Michigan Malt In the MakingBy Kyle Pollock on January 11th, 2013 /
The craft beer industry has seen a recent increase in size despite an overall decrease in overall beer consumption. No one is a bigger fan than Erik May, President of Pilot Malt House of the Greater Grand Rapids area.
Erik started Pilot Malt House over a year ago with business partner Paul Schelhaas. They began conversing while getting together over some craft beers one sunny afternoon about 4 years ago. The two started to go through each ingredient and stopped at malt. They loosely talked about making their own, but after some research, and seeing some space in the market, they asked, “why can’t we do it?” They knew, seeing the competition out there, they could do it better.
Before making malt, Erik had spent 10 years in the Military, which he described as the polar opposite of an entrepreneur. However, he said what the military does well is plan for things extensively. “Strategic planning for the future, and seeing things in different ways.” When entering a growing craft beer market, future planning does help especially when supporting a family. Eric spoke about what it is like to start a venture while providing for his family, but said, “you have to follow your passion.” Erik has great respect for all entrepreneurs and calls it simply, “the purest form of employment” because, “if you don’t sell, then you don’t get paid.”
From the beginning, Erik and Paul have been bootstrapping Pilot Malt House.
“We have been approached by about 10 -12 parties, offering their funds.” Erik says, “If we take them on now, we don’t want to lose control. So we are just stiff arming that for now and getting our feet on the ground.”
Erik did express they would take on backers in a later stage, but currently their highest priority is getting the malting down and making a high quality and most consistent product there is.
Erik said they’re looking to move into commercial space, and things look promising. According to the Michigan Brewer’s Guild, the Michigan brewing industry contributes more than $133 million and ranks fifth in the nation in the number of breweries, microbreweries and brewpubs. While some ingredients need to be bought outside of Michigan, Erik mentioned that in-state craft breweries like the idea of making 100% Michigan beer.
As a small malt house working with Michigan craft breweries, Erik explained they have a good advantage over the bigger companies. Being small means the possibility of a close relationships with clients and customers, so they can truly be a part of the beer making on the front end. Craft beer takes up 5.5% of the total beer market and is predicted to reach 10% by 2020 at its current growth. He also expressed interest in catering to Malt Scotch Whiskeys in the future.
Erik explained what it is with craft beers in Michigan and why so many have recently popped up. He said, “When people have their backs pushed to wall they get creative with ideas and just take off”. Bells being here in Western Michigan, and being a leading craft beer for 10 years helped spawn other people. This gave people inspiration.

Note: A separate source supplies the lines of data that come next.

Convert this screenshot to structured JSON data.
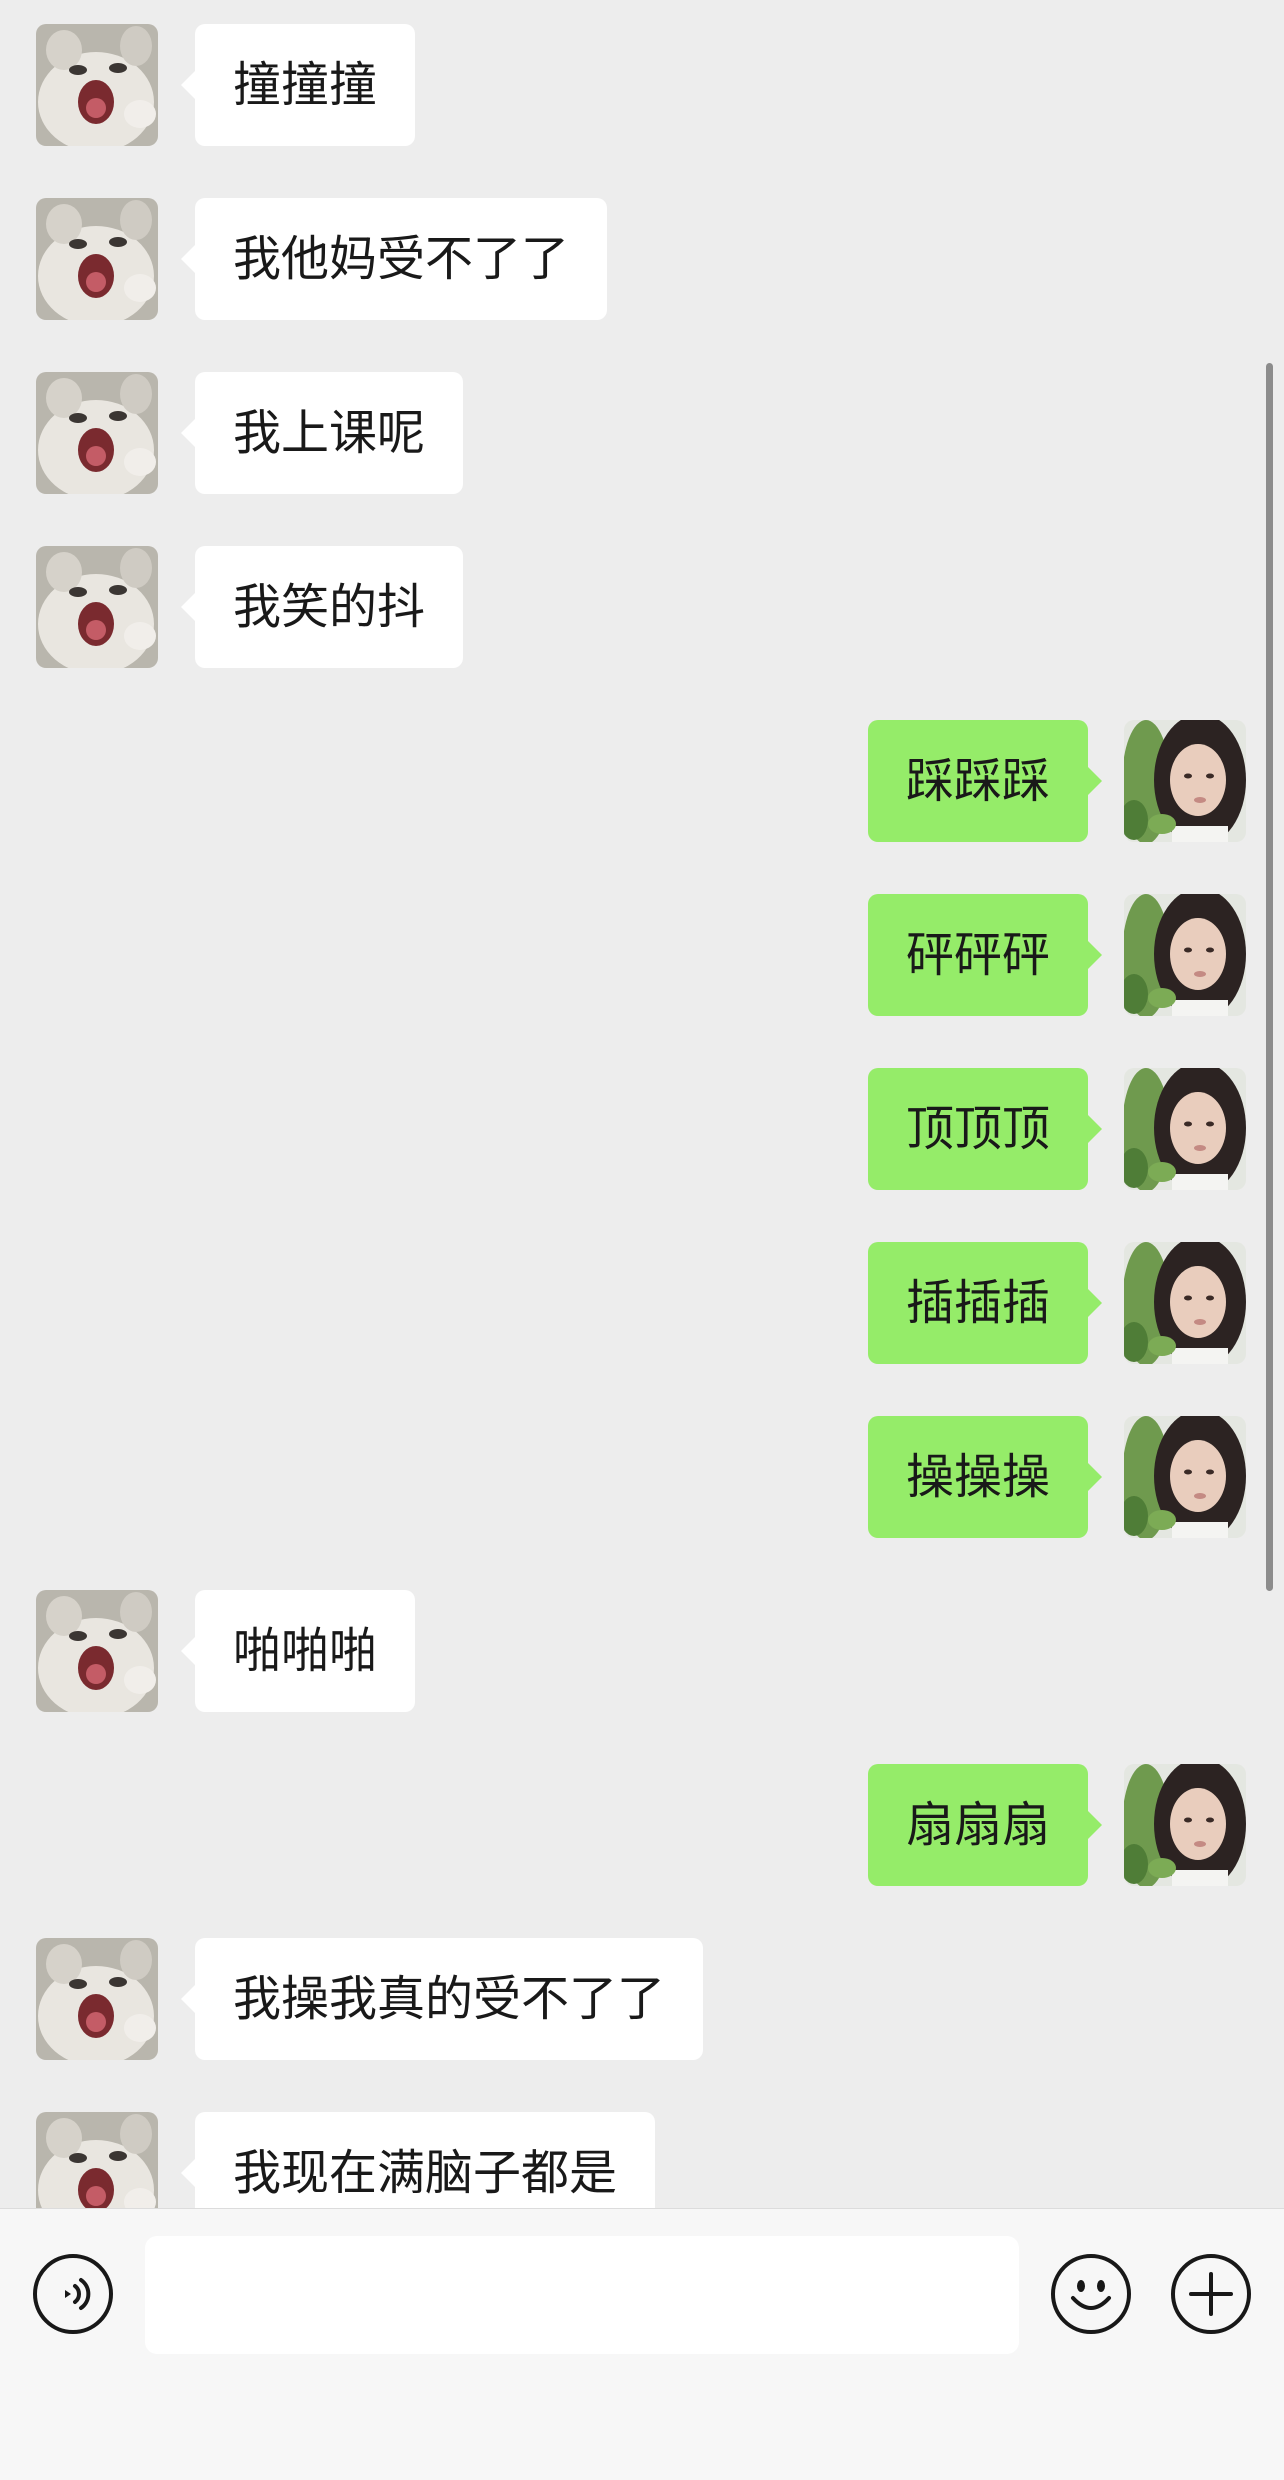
{
  "colors": {
    "background": "#ededed",
    "received_bubble": "#ffffff",
    "sent_bubble": "#95ec69",
    "input_bar": "#f7f7f7",
    "text": "#191919"
  },
  "chat": {
    "messages": [
      {
        "side": "received",
        "text": "撞撞撞",
        "avatar": "cat-avatar"
      },
      {
        "side": "received",
        "text": "我他妈受不了了",
        "avatar": "cat-avatar"
      },
      {
        "side": "received",
        "text": "我上课呢",
        "avatar": "cat-avatar"
      },
      {
        "side": "received",
        "text": "我笑的抖",
        "avatar": "cat-avatar"
      },
      {
        "side": "sent",
        "text": "踩踩踩",
        "avatar": "girl-avatar"
      },
      {
        "side": "sent",
        "text": "砰砰砰",
        "avatar": "girl-avatar"
      },
      {
        "side": "sent",
        "text": "顶顶顶",
        "avatar": "girl-avatar"
      },
      {
        "side": "sent",
        "text": "插插插",
        "avatar": "girl-avatar"
      },
      {
        "side": "sent",
        "text": "操操操",
        "avatar": "girl-avatar"
      },
      {
        "side": "received",
        "text": "啪啪啪",
        "avatar": "cat-avatar"
      },
      {
        "side": "sent",
        "text": "扇扇扇",
        "avatar": "girl-avatar"
      },
      {
        "side": "received",
        "text": "我操我真的受不了了",
        "avatar": "cat-avatar"
      },
      {
        "side": "received",
        "text": "我现在满脑子都是",
        "avatar": "cat-avatar"
      }
    ]
  },
  "input_bar": {
    "message_value": "",
    "voice_icon": "voice-icon",
    "emoji_icon": "smiley-icon",
    "more_icon": "plus-icon"
  }
}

Craft beer companies don’t see each other as competition. They see the big domestic brewers as competition, and if anyone can convert one person to a craft beer drinker then that is a win for the whole community. Erik admits he knew very little about the Michigan Agricultural Community, but after working with the Michigan State University Extension Office and meeting farmers around Michigan, it means more to eat fresh foods than rather just picking up a pack up strawberries. For Eric, it means a little closer to home.